Outlawing corporal punishment in all N.C. public schools should be an easy call for state lawmakers. Corporal punishment serves no useful purpose. Reams of studies show it’s an ineffective deterrent to bad behavior and often causes injuries to students. And research shows paddling is disproportionately used on poor children, minorities, students with disabilities and boys.
A first-time report of paddling in N.C. schools presented to the state board of education last month underscores those concerns. To their credit, the majority of N.C. school districts have long banned the antiquated and problematic practice. Charlotte-Mecklenburg banned it more than a decade ago.

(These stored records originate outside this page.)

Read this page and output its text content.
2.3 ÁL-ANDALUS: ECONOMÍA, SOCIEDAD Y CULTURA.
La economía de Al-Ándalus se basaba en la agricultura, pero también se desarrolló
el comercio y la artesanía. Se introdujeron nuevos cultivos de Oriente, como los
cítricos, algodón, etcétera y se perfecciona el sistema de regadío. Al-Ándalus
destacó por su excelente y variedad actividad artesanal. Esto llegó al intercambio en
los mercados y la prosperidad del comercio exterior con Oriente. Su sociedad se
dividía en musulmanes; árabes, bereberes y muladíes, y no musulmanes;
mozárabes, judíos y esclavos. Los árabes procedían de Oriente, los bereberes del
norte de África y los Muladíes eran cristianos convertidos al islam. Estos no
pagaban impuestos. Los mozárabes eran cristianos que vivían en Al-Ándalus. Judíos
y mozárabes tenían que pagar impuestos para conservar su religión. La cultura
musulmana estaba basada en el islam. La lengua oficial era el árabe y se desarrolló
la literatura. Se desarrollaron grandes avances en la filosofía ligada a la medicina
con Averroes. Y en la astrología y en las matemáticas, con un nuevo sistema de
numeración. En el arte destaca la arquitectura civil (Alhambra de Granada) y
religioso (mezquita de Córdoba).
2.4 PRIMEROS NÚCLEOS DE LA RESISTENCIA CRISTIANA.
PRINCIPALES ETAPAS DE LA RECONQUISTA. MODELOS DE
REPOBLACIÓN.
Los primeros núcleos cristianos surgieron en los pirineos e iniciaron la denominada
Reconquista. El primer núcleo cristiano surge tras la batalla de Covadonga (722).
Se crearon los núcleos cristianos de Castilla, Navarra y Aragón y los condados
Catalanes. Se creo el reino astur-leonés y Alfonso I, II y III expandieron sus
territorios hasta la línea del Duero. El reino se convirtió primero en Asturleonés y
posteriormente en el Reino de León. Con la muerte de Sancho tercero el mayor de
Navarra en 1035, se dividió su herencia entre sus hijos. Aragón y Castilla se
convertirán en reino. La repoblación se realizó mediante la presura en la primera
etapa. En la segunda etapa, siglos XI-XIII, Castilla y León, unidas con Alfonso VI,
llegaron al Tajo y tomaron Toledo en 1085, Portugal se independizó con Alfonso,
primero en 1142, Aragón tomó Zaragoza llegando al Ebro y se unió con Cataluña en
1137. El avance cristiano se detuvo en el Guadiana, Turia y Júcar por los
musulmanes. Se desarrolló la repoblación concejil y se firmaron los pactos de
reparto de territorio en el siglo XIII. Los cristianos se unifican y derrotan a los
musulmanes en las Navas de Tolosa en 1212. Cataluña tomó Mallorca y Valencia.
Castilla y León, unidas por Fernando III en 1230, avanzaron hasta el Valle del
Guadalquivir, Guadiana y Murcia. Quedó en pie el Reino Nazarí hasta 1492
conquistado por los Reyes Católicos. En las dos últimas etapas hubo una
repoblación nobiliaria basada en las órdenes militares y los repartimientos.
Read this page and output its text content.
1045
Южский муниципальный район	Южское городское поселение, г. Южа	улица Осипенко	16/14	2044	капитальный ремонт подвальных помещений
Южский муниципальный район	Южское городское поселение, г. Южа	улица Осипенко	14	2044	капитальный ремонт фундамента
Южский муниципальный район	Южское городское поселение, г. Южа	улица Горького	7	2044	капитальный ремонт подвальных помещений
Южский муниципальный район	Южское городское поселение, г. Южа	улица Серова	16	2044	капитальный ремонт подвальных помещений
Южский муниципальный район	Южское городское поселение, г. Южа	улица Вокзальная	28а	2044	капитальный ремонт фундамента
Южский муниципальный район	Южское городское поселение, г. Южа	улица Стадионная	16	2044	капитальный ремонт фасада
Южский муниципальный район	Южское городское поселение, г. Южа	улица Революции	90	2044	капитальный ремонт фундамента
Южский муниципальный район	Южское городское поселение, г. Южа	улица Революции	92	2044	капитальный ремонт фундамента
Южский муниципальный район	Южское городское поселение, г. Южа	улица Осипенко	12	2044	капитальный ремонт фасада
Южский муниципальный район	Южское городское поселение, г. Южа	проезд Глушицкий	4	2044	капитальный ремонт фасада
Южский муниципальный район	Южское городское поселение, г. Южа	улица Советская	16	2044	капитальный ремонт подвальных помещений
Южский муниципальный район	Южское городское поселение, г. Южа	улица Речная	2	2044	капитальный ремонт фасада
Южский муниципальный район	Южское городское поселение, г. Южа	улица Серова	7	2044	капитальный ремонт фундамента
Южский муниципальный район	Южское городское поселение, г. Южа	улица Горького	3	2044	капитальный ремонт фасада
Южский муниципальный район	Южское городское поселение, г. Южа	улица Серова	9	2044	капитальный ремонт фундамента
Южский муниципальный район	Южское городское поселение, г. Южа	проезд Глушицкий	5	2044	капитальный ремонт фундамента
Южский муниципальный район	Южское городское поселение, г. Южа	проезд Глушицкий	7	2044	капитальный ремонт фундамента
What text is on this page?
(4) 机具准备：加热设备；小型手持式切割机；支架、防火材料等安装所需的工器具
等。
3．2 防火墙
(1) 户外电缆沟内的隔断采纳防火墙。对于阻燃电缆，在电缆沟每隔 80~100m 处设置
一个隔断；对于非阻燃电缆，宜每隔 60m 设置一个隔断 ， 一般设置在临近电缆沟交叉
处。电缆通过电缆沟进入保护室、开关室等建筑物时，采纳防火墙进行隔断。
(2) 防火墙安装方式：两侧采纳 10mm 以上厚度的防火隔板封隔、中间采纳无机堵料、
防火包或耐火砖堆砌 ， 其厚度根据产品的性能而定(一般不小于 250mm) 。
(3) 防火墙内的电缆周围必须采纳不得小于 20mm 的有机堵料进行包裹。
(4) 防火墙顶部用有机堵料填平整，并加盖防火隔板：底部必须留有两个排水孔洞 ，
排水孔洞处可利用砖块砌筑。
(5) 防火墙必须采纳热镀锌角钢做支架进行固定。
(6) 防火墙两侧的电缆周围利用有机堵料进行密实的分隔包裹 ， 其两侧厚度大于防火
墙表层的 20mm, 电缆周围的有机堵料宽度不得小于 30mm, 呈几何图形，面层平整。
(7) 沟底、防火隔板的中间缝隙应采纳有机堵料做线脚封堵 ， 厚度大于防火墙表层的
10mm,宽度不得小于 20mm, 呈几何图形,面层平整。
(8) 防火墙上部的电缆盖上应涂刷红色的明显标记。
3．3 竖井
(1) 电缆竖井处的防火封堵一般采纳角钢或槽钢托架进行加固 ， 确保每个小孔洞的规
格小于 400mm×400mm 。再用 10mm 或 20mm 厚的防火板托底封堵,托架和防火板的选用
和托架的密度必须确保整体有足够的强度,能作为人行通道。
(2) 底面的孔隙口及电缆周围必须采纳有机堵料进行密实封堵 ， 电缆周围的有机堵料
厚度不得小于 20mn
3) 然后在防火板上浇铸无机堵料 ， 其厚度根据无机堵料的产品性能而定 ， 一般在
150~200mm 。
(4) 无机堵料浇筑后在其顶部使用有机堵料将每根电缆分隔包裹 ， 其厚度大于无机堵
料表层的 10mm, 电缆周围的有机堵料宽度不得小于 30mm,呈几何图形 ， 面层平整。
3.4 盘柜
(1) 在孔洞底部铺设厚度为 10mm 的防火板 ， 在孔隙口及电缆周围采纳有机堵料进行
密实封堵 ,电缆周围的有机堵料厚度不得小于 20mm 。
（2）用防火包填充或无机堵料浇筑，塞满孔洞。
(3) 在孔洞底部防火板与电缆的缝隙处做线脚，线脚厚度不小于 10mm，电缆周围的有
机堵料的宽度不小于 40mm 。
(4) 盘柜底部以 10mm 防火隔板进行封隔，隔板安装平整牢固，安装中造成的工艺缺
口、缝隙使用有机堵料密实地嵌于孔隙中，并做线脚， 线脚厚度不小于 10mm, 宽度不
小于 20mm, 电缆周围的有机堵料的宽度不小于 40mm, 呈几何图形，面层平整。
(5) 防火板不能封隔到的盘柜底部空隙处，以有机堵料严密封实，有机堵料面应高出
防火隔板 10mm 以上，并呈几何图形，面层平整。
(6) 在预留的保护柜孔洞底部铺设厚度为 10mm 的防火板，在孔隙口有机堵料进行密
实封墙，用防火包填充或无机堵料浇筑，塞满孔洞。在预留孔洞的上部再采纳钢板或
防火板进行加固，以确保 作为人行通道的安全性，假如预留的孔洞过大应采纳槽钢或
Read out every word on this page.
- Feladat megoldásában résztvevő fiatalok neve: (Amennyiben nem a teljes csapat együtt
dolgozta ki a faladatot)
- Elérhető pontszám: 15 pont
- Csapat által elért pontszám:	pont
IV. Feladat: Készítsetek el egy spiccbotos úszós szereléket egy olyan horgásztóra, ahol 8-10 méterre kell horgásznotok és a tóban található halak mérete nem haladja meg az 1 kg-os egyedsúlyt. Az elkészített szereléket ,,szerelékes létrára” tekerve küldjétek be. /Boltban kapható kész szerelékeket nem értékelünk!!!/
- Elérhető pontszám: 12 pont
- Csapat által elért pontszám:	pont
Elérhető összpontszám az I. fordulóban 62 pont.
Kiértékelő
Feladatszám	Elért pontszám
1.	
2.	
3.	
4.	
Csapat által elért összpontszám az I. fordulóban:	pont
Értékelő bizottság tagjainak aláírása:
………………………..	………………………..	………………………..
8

But in 2010, 20 of the state’s 115 N.C. districts were still using the practice. And with continued calls to end the practice altogether, state lawmakers that year required school districts still using it to report on its use. The information is troubling. Students with disabilities are still disproportionately hit – though parents of children with disabilities can get their children exempt from paddling. Though children with disabilities represent just 8 percent of the student population, they represent 22 percent of those getting struck.
As concerning, American Indian students are the most likely to be struck. While they comprise less than 2 percent of the student population statewide, they receive about 35 percent of the corporal punishment – more than 90 percent of which occurs in Robeson County. In Robeson County, they represent 48 percent of the student population but 81 percent of students paddled.
State law does give individual school districts the right to ban this practice. Thank goodness many have.
But those still clinging to it need a legislative nudge. Thirty-nine states have outlawed corporal punishment. It’s time for North Carolina to join that majority.